The Australian Dollar fell more than 2 cents or 2.4% as the Reserve Bank of Australia decided to lower rates to 1.75%, USD strength returning to market and pullback in commodities prices overnight. The RBA highlighted unexpectedly low Q1 CPI and less risk for the housing market for their decision to lower rate to record low. USD rebounded during US trading hours dominated by flows as headlines were light.

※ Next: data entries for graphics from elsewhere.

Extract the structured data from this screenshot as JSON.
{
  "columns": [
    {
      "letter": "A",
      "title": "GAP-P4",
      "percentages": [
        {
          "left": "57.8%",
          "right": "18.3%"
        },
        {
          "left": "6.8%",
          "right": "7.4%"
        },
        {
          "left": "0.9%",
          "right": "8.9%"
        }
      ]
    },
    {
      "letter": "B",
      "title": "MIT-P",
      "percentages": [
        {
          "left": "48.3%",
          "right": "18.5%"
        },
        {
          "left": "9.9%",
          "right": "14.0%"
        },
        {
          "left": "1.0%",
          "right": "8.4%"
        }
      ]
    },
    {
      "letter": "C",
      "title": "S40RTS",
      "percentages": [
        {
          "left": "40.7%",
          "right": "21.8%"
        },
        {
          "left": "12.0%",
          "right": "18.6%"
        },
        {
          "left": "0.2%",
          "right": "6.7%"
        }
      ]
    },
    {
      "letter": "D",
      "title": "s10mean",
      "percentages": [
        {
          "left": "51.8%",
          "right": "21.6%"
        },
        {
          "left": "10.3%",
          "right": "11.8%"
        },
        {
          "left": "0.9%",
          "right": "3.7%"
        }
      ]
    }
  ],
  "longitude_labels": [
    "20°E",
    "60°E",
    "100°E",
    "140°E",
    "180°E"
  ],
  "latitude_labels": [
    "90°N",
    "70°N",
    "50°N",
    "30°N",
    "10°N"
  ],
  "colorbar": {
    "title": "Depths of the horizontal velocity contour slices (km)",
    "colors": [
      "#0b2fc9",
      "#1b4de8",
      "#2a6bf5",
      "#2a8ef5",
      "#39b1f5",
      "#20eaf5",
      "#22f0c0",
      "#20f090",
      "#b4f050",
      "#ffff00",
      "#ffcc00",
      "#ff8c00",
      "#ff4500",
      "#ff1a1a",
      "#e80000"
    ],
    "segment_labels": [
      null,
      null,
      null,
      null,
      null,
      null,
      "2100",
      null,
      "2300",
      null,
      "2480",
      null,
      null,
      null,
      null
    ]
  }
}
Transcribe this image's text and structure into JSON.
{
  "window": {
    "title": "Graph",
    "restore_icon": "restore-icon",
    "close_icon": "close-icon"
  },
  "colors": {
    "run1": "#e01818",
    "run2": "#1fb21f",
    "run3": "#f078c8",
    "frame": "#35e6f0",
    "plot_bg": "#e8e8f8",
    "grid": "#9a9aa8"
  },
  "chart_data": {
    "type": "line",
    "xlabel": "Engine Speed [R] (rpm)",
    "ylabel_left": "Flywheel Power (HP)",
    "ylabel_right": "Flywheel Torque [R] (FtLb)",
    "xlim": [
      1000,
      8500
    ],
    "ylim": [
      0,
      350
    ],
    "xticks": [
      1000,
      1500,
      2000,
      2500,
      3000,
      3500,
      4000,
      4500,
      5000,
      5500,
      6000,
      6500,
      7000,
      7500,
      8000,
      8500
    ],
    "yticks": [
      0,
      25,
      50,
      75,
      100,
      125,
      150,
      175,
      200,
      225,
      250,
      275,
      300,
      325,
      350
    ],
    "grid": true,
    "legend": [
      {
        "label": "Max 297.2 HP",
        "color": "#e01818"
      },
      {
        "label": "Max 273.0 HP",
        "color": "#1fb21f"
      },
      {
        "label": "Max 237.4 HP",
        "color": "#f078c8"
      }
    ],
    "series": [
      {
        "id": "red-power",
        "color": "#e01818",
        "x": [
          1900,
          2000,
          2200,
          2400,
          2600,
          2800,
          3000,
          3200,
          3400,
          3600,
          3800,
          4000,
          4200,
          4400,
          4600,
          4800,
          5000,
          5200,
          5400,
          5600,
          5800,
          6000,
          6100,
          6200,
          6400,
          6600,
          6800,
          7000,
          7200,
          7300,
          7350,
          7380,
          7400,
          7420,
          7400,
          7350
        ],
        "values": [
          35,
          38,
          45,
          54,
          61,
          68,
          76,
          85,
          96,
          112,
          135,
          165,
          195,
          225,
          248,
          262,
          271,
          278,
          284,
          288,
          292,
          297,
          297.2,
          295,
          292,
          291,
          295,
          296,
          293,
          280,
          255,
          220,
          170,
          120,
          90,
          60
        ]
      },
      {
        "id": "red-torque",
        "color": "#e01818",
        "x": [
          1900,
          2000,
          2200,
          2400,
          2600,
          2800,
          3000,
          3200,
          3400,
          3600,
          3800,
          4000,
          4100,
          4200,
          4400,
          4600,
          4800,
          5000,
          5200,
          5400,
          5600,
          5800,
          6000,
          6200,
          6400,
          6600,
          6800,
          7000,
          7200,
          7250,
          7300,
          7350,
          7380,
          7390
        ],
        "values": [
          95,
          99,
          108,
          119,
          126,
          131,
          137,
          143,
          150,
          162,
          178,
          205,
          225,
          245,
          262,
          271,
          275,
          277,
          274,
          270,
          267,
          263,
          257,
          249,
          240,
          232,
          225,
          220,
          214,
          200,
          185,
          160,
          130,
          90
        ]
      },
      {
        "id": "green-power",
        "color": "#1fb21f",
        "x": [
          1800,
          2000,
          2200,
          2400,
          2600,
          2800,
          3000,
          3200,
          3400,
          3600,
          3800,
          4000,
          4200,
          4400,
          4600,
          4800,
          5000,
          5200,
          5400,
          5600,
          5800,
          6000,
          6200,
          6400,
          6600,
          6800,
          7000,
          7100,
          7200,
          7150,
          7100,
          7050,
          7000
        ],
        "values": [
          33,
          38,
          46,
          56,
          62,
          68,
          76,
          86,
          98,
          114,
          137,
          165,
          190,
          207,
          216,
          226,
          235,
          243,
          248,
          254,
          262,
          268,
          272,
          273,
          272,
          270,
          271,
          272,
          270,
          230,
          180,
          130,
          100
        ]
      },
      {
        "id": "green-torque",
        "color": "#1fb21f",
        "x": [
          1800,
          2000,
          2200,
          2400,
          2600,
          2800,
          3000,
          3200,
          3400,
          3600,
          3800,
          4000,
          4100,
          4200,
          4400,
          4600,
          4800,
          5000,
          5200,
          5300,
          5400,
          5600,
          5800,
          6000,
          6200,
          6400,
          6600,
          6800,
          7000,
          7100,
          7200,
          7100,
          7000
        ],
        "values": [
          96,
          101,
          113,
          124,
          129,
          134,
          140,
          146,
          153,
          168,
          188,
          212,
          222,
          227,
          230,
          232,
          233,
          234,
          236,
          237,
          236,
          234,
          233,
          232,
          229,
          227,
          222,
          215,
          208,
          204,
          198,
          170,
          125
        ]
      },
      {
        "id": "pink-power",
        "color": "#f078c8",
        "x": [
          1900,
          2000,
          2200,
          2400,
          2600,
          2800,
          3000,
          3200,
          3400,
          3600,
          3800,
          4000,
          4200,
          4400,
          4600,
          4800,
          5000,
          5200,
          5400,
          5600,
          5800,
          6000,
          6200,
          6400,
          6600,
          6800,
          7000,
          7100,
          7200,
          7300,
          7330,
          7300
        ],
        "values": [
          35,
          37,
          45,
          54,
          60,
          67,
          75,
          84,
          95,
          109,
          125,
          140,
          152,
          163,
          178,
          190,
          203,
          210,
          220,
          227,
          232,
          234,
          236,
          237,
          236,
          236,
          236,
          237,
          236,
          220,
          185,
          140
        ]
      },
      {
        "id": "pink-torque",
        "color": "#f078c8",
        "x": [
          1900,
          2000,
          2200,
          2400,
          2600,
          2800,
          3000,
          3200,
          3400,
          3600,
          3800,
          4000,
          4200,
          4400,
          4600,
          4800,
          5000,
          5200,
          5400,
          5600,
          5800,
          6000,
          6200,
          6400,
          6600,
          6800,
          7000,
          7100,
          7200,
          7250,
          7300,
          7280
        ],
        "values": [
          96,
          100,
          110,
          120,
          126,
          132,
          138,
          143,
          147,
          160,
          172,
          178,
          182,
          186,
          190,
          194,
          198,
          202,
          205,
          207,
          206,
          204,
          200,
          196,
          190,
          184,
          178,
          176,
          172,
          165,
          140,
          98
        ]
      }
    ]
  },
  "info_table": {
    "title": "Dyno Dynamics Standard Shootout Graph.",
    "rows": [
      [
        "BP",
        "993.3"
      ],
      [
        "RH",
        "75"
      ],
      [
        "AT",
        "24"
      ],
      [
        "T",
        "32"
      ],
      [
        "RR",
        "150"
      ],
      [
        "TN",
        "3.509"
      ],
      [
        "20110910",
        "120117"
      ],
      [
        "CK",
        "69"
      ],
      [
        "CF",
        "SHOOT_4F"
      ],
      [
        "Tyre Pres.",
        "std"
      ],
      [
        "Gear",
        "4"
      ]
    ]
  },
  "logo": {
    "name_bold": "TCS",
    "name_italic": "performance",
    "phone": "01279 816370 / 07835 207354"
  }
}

Going forward, Retail Sales and Trade Balance are on Thursday, RBA’s quarterly statement on monetary policy and US employment data on Friday are scheduled to be released. RBA’s SoMP will be closely analysed for any revision in inflation and economic growth forecast, to give guidance whether the RBA will cut again this year. US employment data will shed further light on the state of labour market. A solid hourly earnings and new jobs may force “data dependent” US Fed to hike rate. Prospect of RBA easing again and US Fed hiking sooner than expected will return the focus on central banks divergence, the main theme in 2015. This could potentially push the AUDUSD lower to 72-73.
Oil prices continue to slide for a third consecutive day as expectations mount for a record build in crude-oil inventories. American Petroleum Institute (API) data released yesterday recorded a build of 1.3mln barrels in crude inventories. API data is closely monitored by the market to provide guidance for the official U.S Energy Information Administration (EIA) data released tomorrow morning. Failure for OPEC and non-OPEC producers to meet an agreement on production last month is driving competition between producers for market share. As production from OPEC continued to increase throughout April, the sustainability of prices at these levels is questionable. Recent production and inventory data indicated still-high output around the world. If the oil price continues to rise, shale oil producers in the US may begin to increase production levels, adding to the global supply glut. Hedge funds increased their net long positions for the third straight week ending April 26. Pushing net long positions to the highest level since May 12, 2015.
As hedge funds and money managers continue to bet on the oil price recovery, this could pose risk for further downside. If production levels continue to increase while consumption from China falls, the initial contraction in oil prices could trigger wide-spread liquidation of positions.